Now that we have a vocabulary, we can easily convert every sentence into a vector of numbers. Remember, all the vectors will have the same length. They will have 0 for a dimension (word) that they don't have, and the count of word for a dimension they have.

In [None]:
def text2vector(sentence, voc):
    """Given a sentence and the vocabulary for the problem,
    turn every sentence into a vector.
    """
    cleantext = "".join(char for char in sentence if char not in string.punctuation)
    words = cleantext.lower().split()
    vector = [words.count(w) for w in voc]
    return vector

Let's try it with one sentence:

In [None]:
voc = getVocabulary(" ".join(sentences))
text2vector(sentences[0], voc)

Let's verify that this is done right by checking what sentence was turned into a vector:

In [None]:
sentences[0]

Let's combine the vocabulary and the vector to see the pairs:

In [None]:
list(zip(voc, text2vector(sentences[0], voc)))

Notice how each word in our sentence has a 1 next to it and all the other words have a 0.

We will now convert all the sentences to vectors:

In [None]:
sent2vec = [text2vector(sent, voc) for sent in sentences]
sent2vec

We represent this in pandas:

In [None]:
import pandas as pd
df = pd.DataFrame(sent2vec, 
                  columns=voc,
                  index=[f"doc_{i+1}" for i in range(len(sentences))])
df

### Cosine Similarity

We discussed the implementation of cosine similarity in class. Below is the function that implements it.

In [None]:
import numpy as np
from numpy.linalg import norm
 
def cosineSimilarity(vec1, vec2):
    """Calculate the cosine similarity between two vectors."""
    V1 = np.array(vec1)
    V2 = np.array(vec2)
    cosine = np.dot(V1, V2)/(norm(V1)*norm(V2))
    return cosine

Now that we have the cosine similarity function, we will write a function that given a query and a list of sentences, calculates the similarity score for each pair (query, sentence).

In [None]:
def rankDocuments(query, sentences):
    """Given a query and some sentences, rank the sentences for 
    which are the most similar to the query.
    """
    # Step 1: create vocabulary
    voc = getVocabulary(" ".join(sentences))

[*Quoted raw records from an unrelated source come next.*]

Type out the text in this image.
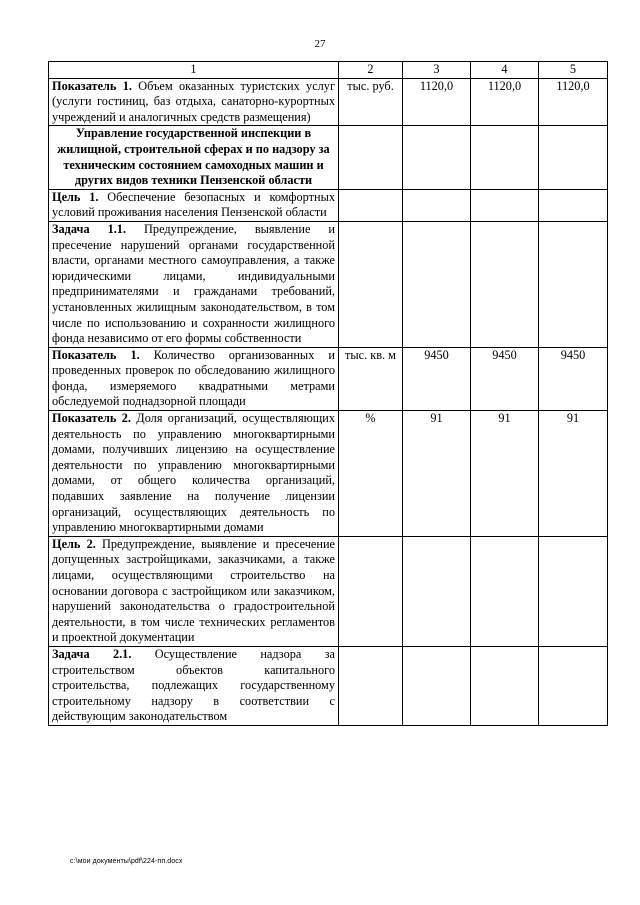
27
1	2	3	4	5
Показатель 1. Объем оказанных туристских услуг (услуги гостиниц, баз отдыха, санаторно-курортных учреждений и аналогичных средств размещения)	тыс. руб.	1120,0	1120,0	1120,0
Управление государственной инспекции в жилищной, строительной сферах и по надзору за техническим состоянием самоходных машин и других видов техники Пензенской области				
Цель 1. Обеспечение безопасных и комфортных условий проживания населения Пензенской области				
Задача 1.1. Предупреждение, выявление и пресечение нарушений органами государственной власти, органами местного самоуправления, а также юридическими лицами, индивидуальными предпринимателями и гражданами требований, установленных жилищным законодательством, в том числе по использованию и сохранности жилищного фонда независимо от его формы собственности				
Показатель 1. Количество организованных и проведенных проверок по обследованию жилищного фонда, измеряемого квадратными метрами обследуемой поднадзорной площади	тыс. кв. м	9450	9450	9450
Показатель 2. Доля организаций, осуществляющих деятельность по управлению многоквартирными домами, получивших лицензию на осуществление деятельности по управлению многоквартирными домами, от общего количества организаций, подавших заявление на получение лицензии организаций, осуществляющих деятельность по управлению многоквартирными домами	%	91	91	91
Цель 2. Предупреждение, выявление и пресечение допущенных застройщиками, заказчиками, а также лицами, осуществляющими строительство на основании договора с застройщиком или заказчиком, нарушений законодательства о градостроительной деятельности, в том числе технических регламентов и проектной документации				
Задача 2.1. Осуществление надзора за строительством объектов капитального строительства, подлежащих государственному строительному надзору в соответствии с действующим законодательством				
c:\мои документы\pdf\224-пп.docx
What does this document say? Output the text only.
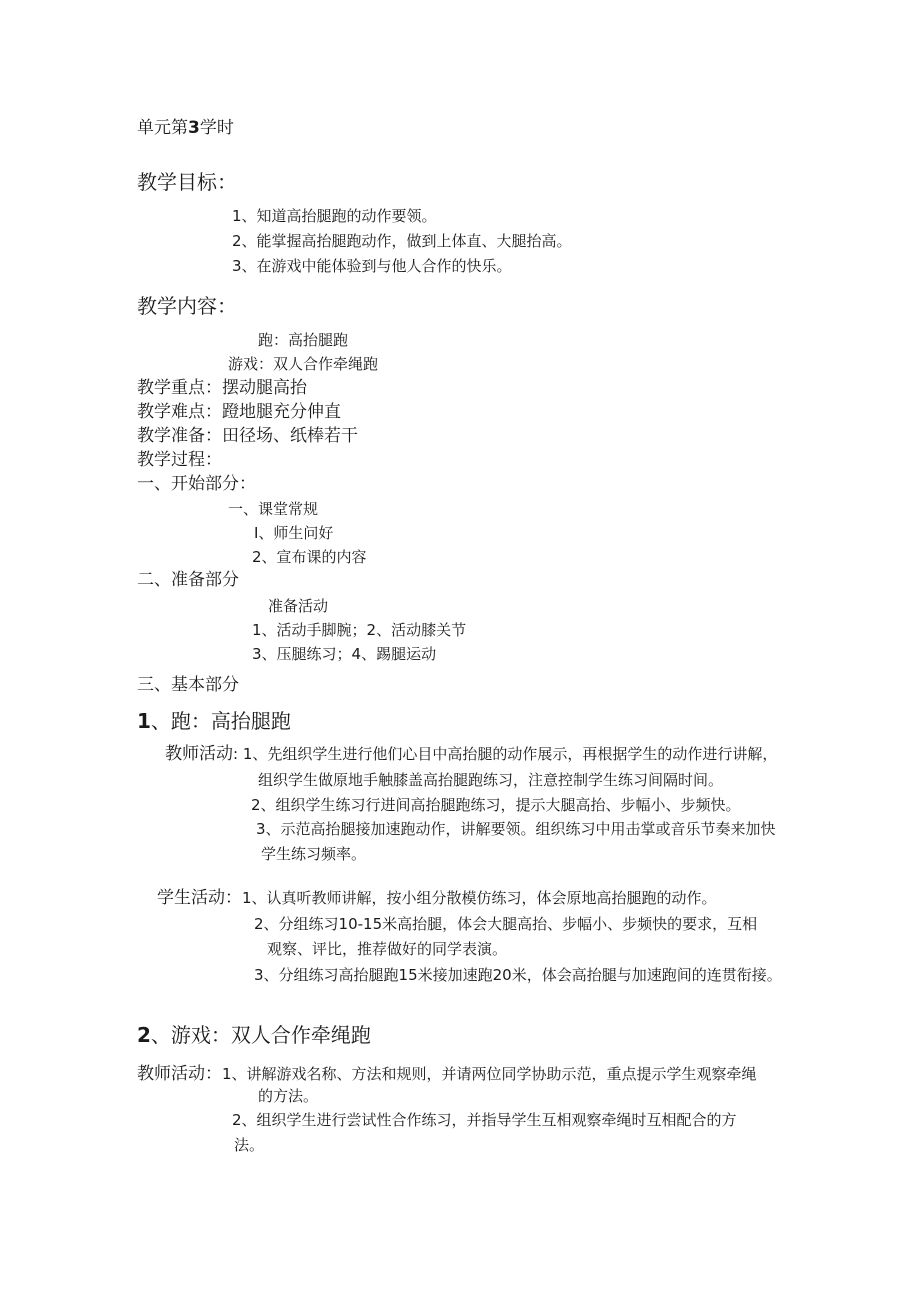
单元第3学时
教学目标：
1、知道高抬腿跑的动作要领。
2、能掌握高抬腿跑动作，做到上体直、大腿抬高。
3、在游戏中能体验到与他人合作的快乐。
教学内容：
跑：高抬腿跑
游戏：双人合作牵绳跑
教学重点：摆动腿高抬
教学难点：蹬地腿充分伸直
教学准备：田径场、纸棒若干
教学过程：
一、开始部分：
一、课堂常规
I、师生问好
2、宣布课的内容
二、准备部分
准备活动
1、活动手脚腕；2、活动膝关节
3、压腿练习；4、踢腿运动
三、基本部分
1、跑：高抬腿跑
教师活动: 1、先组织学生进行他们心目中高抬腿的动作展示，再根据学生的动作进行讲解，
组织学生做原地手触膝盖高抬腿跑练习，注意控制学生练习间隔时间。
2、组织学生练习行进间高抬腿跑练习，提示大腿高抬、步幅小、步频快。
3、示范高抬腿接加速跑动作，讲解要领。组织练习中用击掌或音乐节奏来加快
学生练习频率。
学生活动：1、认真听教师讲解，按小组分散模仿练习，体会原地高抬腿跑的动作。
2、分组练习10-15米高抬腿，体会大腿高抬、步幅小、步频快的要求，互相
观察、评比，推荐做好的同学表演。
3、分组练习高抬腿跑15米接加速跑20米，体会高抬腿与加速跑间的连贯衔接。
2、游戏：双人合作牵绳跑
教师活动：1、讲解游戏名称、方法和规则，并请两位同学协助示范，重点提示学生观察牵绳
的方法。
2、组织学生进行尝试性合作练习，并指导学生互相观察牵绳时互相配合的方
法。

    # Step 2: generate vector for query
    queryVec = text2vector(query, voc)

    # Step 3: generate vector for sentences and calculate cosine similarity at once
    similarities = []
    for sent in sentences:
        sentVec = text2vector(sent, voc)
        sim = cosineSimilarity(queryVec, sentVec)
        similarities.append((round(sim, 4), sent)) # keep track of sentences

    similarities.sort(reverse=True) # most similar sentence at the top
    return similarities

Now we can call the function for our query "red dress" and the list of sentences:

In [None]:
rankDocuments("red dress", sentences)

**Note:** These values are slightly different from the ones in the slides. There was a bug with the word "I", which was not lowercased in the sentences, so it didn't count in the vector. The bug has been fixed in this version.

<a id="sec3"></a>
## Part 3: Similarity of Spring and Summer sentences

You were given the following sentences in the slides of Day 10. These were created by GenAI to capture the spirit of "spring" and "summer".

In [None]:
springSentences = [
"As spring unfolds, the warmth of the season encourages the first blossoms to open, signaling longer days ahead.",
"Spring brings not only blooming flowers but also the anticipation of sunny days and outdoor activities.",
"With the arrival of spring, people begin planning their summer vacations, eager to enjoy the seasonal warmth.",
"The mild spring weather marks the transition from the cold winter to the inviting warmth of summer.",
"During spring, families often start spending more time outdoors, enjoying the season's pleasant temperatures and the promise of summer fun."
]

summerSentences = [
"Summer continues the season's trend of growth and warmth, with gardens full of life and days filled with sunlight.",
"The summer season is synonymous with outdoor adventures and enjoying the extended daylight hours that began in spring.",
"As summer arrives, the warm weather invites a continuation of the outdoor activities that people began enjoying in spring.",
"The transition into summer brings even warmer temperatures, allowing for beach visits and swimming, much awaited since the spring.",
"Summer vacations are often planned as the days grow longer, a pattern that starts in the spring, culminating in peak summer leisure."
]

**Our Goal:**

We want to generate a heatmap of the similarity scores between all sentences to one another to find out how similar they are. To achieve this goal, we need to break down the task:

1. We need to create first the vocabulary of all terms (or the dimensions of our vector space).
2. We will turn every sentence into a vector.
3. We will compare every sentence to every other sentence through the cosine similartiy to create the similarity matrix.
4. We will draw the heatmap with seaborn.

### Create Vocabulary

We will call the function `getVocabulary` that we created before.

In [None]:
allSentences = " ".join(springSentences) + " " + " ".join(summerSentences)
voc = getVocabulary(allSentences)
print(f"Vocabulary has {len(voc)} words.")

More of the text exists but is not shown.